The Southern District of California, includes San Diego and Imperial Counties, and is led by United States Attorney Adam Braverman, a former federal drug prosecutor who aggressively prosecuted members of the Sinola Cartel.  Reportedly, USA Braverman issued the following statement:

“The Department of Justice is committed to reducing violent crime and enforcing the laws as enacted by Congress. The cultivation, distribution, and possession of marijuana has long been and remains a violation of federal law.
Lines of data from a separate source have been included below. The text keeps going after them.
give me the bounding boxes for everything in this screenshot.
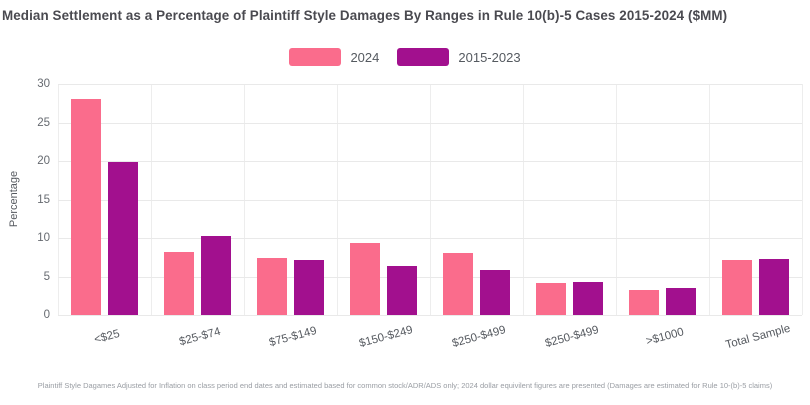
y-tick-label-15: 15 xyxy=(37,193,50,206)
legend: 2024 2015-2023 xyxy=(0,48,810,66)
horizontal-gridline xyxy=(58,276,802,278)
bar-2024-75-149 xyxy=(257,258,287,315)
bar-2024-250-499 xyxy=(536,283,566,315)
footnote: Plaintiff Style Dagames Adjusted for Inf… xyxy=(37,381,773,390)
bar-2015-2023-25 xyxy=(108,161,138,315)
bar-2024-25-74 xyxy=(164,251,194,315)
legend-swatch-2015-2023 xyxy=(397,48,450,66)
legend-item-2024[interactable]: 2024 xyxy=(289,48,379,66)
y-tick-label-30: 30 xyxy=(37,78,50,90)
y-tick-label-25: 25 xyxy=(37,116,50,129)
bar-2015-2023-75-149 xyxy=(294,259,324,315)
x-tick-label-75-149: $75-$149 xyxy=(267,324,318,350)
y-tick-label-20: 20 xyxy=(37,155,50,167)
bar-2024-1000 xyxy=(629,289,659,315)
horizontal-gridline xyxy=(58,161,802,162)
x-tick-label-250-499: $250-$499 xyxy=(543,324,600,350)
bar-2015-2023-250-499 xyxy=(480,270,510,315)
x-tick-label-total-sample: Total Sample xyxy=(723,322,792,352)
x-tick-label-150-249: $150-$249 xyxy=(357,324,414,350)
bar-2024-total-sample xyxy=(722,259,752,315)
legend-label-2015-2023: 2015-2023 xyxy=(458,49,521,65)
chart-title: Median Settlement as a Percentage of Pla… xyxy=(2,8,728,23)
legend-swatch-2024 xyxy=(289,48,342,66)
horizontal-gridline xyxy=(58,238,802,239)
x-tick-label-25: <$25 xyxy=(92,327,121,347)
bar-2024-25 xyxy=(71,98,101,315)
y-axis-title: Percentage xyxy=(8,170,20,228)
horizontal-gridline xyxy=(58,122,802,124)
legend-item-2015-2023[interactable]: 2015-2023 xyxy=(397,48,521,66)
bar-2015-2023-total-sample xyxy=(759,258,789,315)
vertical-gridline xyxy=(802,84,803,315)
bar-2015-2023-250-499 xyxy=(573,281,603,315)
bar-2015-2023-25-74 xyxy=(201,236,231,315)
bar-2024-150-249 xyxy=(350,243,380,315)
y-tick-label-5: 5 xyxy=(43,270,50,283)
bar-2015-2023-1000 xyxy=(666,288,696,315)
horizontal-gridline xyxy=(58,199,802,201)
x-tick-label-25-74: $25-$74 xyxy=(177,325,222,349)
bar-2024-250-499 xyxy=(443,253,473,315)
horizontal-gridline xyxy=(58,84,802,85)
horizontal-gridline xyxy=(58,315,802,316)
x-tick-label-1000: >$1000 xyxy=(644,326,685,348)
bar-2015-2023-150-249 xyxy=(387,266,417,315)
legend-label-2024: 2024 xyxy=(350,49,380,65)
x-tick-label-250-499: $250-$499 xyxy=(450,324,507,350)
y-tick-label-0: 0 xyxy=(43,309,50,321)
y-tick-label-10: 10 xyxy=(37,232,50,244)
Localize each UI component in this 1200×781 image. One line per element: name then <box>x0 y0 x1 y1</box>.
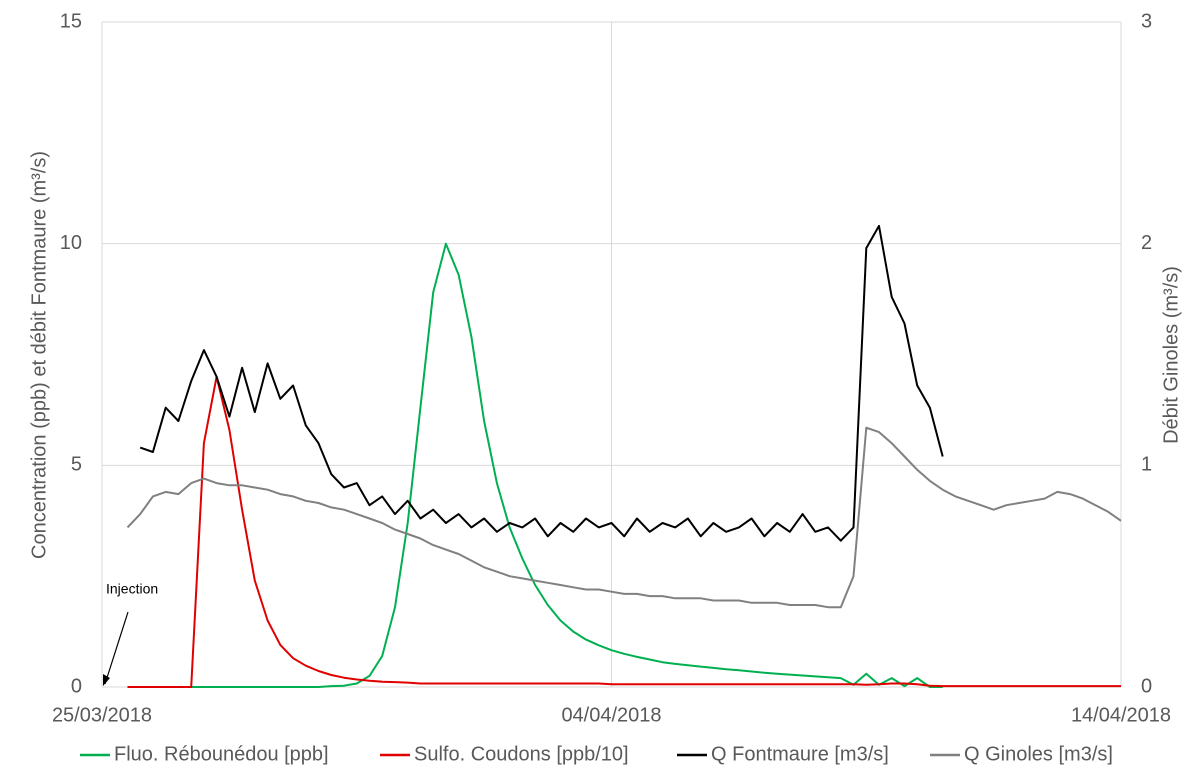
y2-axis-label: Débit Ginoles (m³/s) <box>1160 266 1182 444</box>
y2-tick-label: 3 <box>1141 10 1152 32</box>
x-tick-label: 04/04/2018 <box>561 704 661 726</box>
series-line <box>139 224 944 542</box>
x-tick-label: 14/04/2018 <box>1071 704 1171 726</box>
y-tick-label: 0 <box>71 675 82 697</box>
series-line <box>126 426 1122 609</box>
annotation: Injection <box>106 581 158 597</box>
y-tick-label: 15 <box>60 10 82 32</box>
y-axis-label: Concentration (ppb) et débit Fontmaure (… <box>28 151 50 559</box>
legend-label: Sulfo. Coudons [ppb/10] <box>414 743 629 765</box>
y2-tick-label: 0 <box>1141 675 1152 697</box>
legend-label: Fluo. Rébounédou [ppb] <box>114 743 329 765</box>
y-tick-label: 10 <box>60 232 82 254</box>
series-line <box>127 375 1121 688</box>
annotation-arrowhead <box>103 674 110 686</box>
legend-label: Q Ginoles [m3/s] <box>964 743 1113 765</box>
x-tick-label: 25/03/2018 <box>52 704 152 726</box>
legend-label: Q Fontmaure [m3/s] <box>711 743 889 765</box>
y2-tick-label: 1 <box>1141 454 1152 476</box>
annotation-arrow <box>104 611 129 685</box>
y2-tick-label: 2 <box>1141 232 1152 254</box>
y-tick-label: 5 <box>71 454 82 476</box>
series-line <box>127 242 943 688</box>
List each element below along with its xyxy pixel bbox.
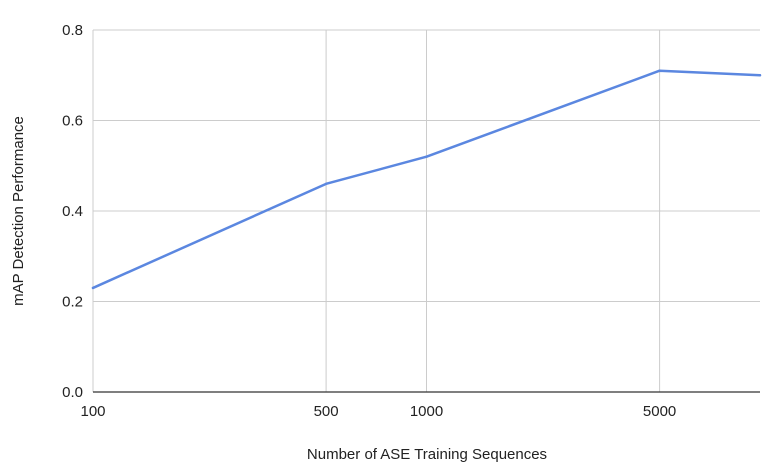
- y-tick-label: 0.6: [62, 113, 83, 130]
- series-layer: [91, 69, 762, 290]
- y-tick-label: 0.4: [62, 203, 83, 220]
- x-tick-label: 100: [80, 403, 105, 420]
- y-tick-label: 0.2: [62, 294, 83, 311]
- x-tick-label: 500: [314, 403, 339, 420]
- data-point: [324, 182, 328, 186]
- y-tick-label: 0.8: [62, 22, 83, 39]
- x-tick-label: 5000: [643, 403, 676, 420]
- y-axis-title: mAP Detection Performance: [10, 116, 27, 306]
- data-point: [425, 155, 428, 158]
- x-axis-title: Number of ASE Training Sequences: [307, 446, 547, 463]
- data-point: [91, 286, 95, 290]
- tick-labels: 0.0 0.2 0.4 0.6 0.8 100 500 1000 5000: [62, 22, 676, 420]
- x-tick-label: 1000: [410, 403, 443, 420]
- y-tick-label: 0.0: [62, 384, 83, 401]
- data-point: [758, 74, 762, 77]
- grid-lines: [92, 29, 760, 392]
- data-point: [658, 69, 661, 72]
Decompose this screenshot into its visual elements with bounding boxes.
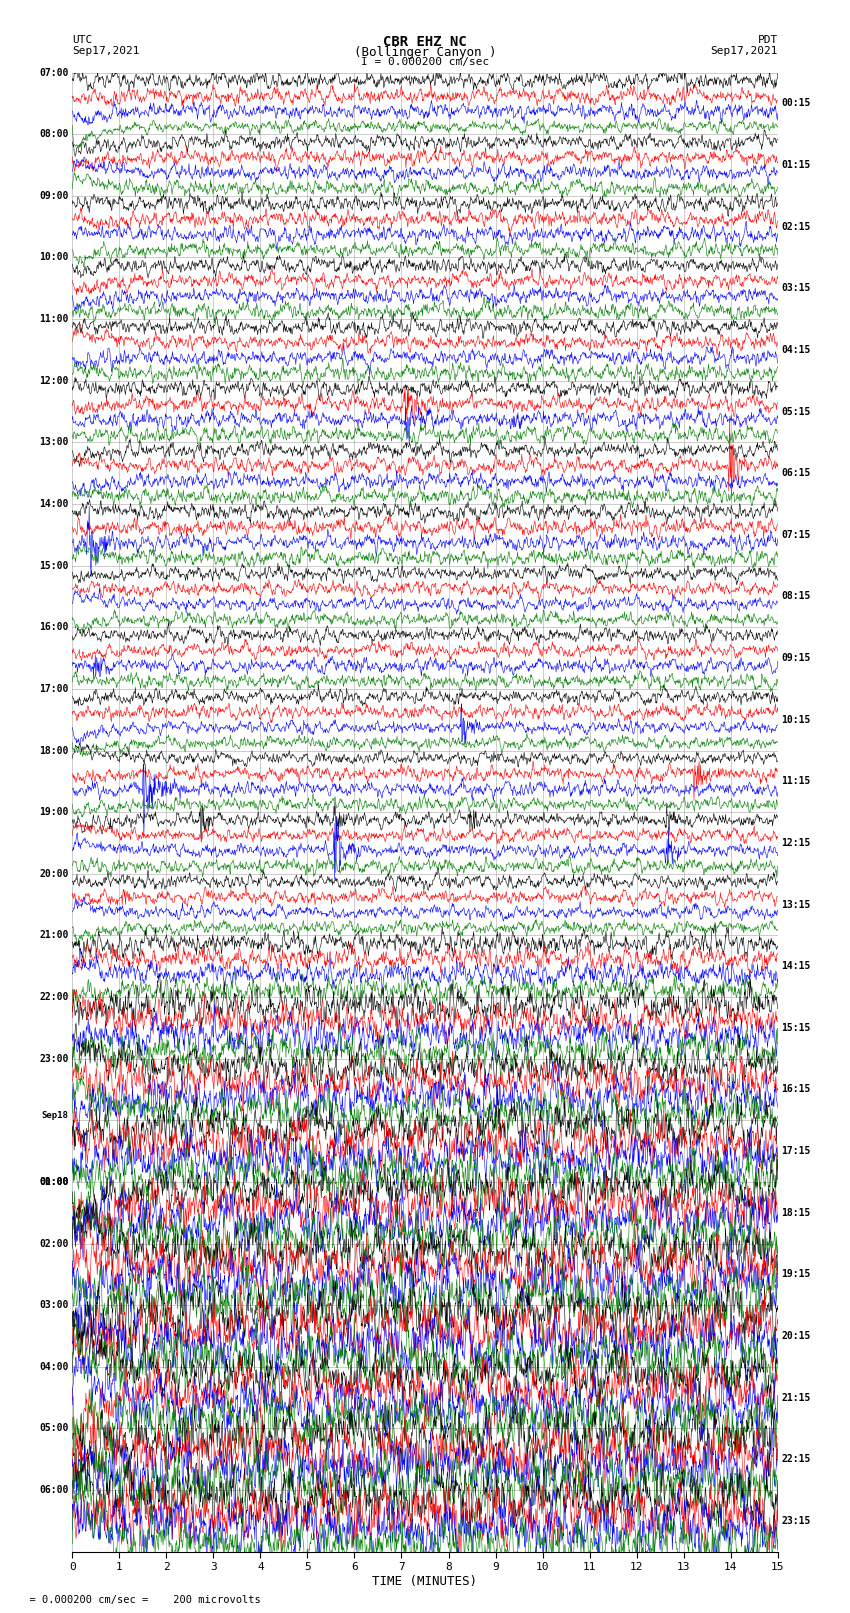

We will continue to utilize long-established prosecutorial priorities to carry out our mission to combat violent crime, disrupt and dismantle transnational criminal organizations, and stem the rising tide of the drug crisis.”

When Donald Trump ran for president, one of his campaign promises was that he would respect states’ decision to legalize cannabis. Thus, any enforcement of federal cannabis prohibition may result in backlash from both the progressive community as well as hardline Trump supporters who believe in states’ rights. A recent poll showed that 73% of voters did not want the federal government to interfere with states’ marijuana laws. 57% of California voters voted “Yes” on Proposition 64 in 2016 to legalize cannabis for adult use.

This is a developing story. Stay tuned for more updates.

This information is provided as a public service and is not intended as legal advice.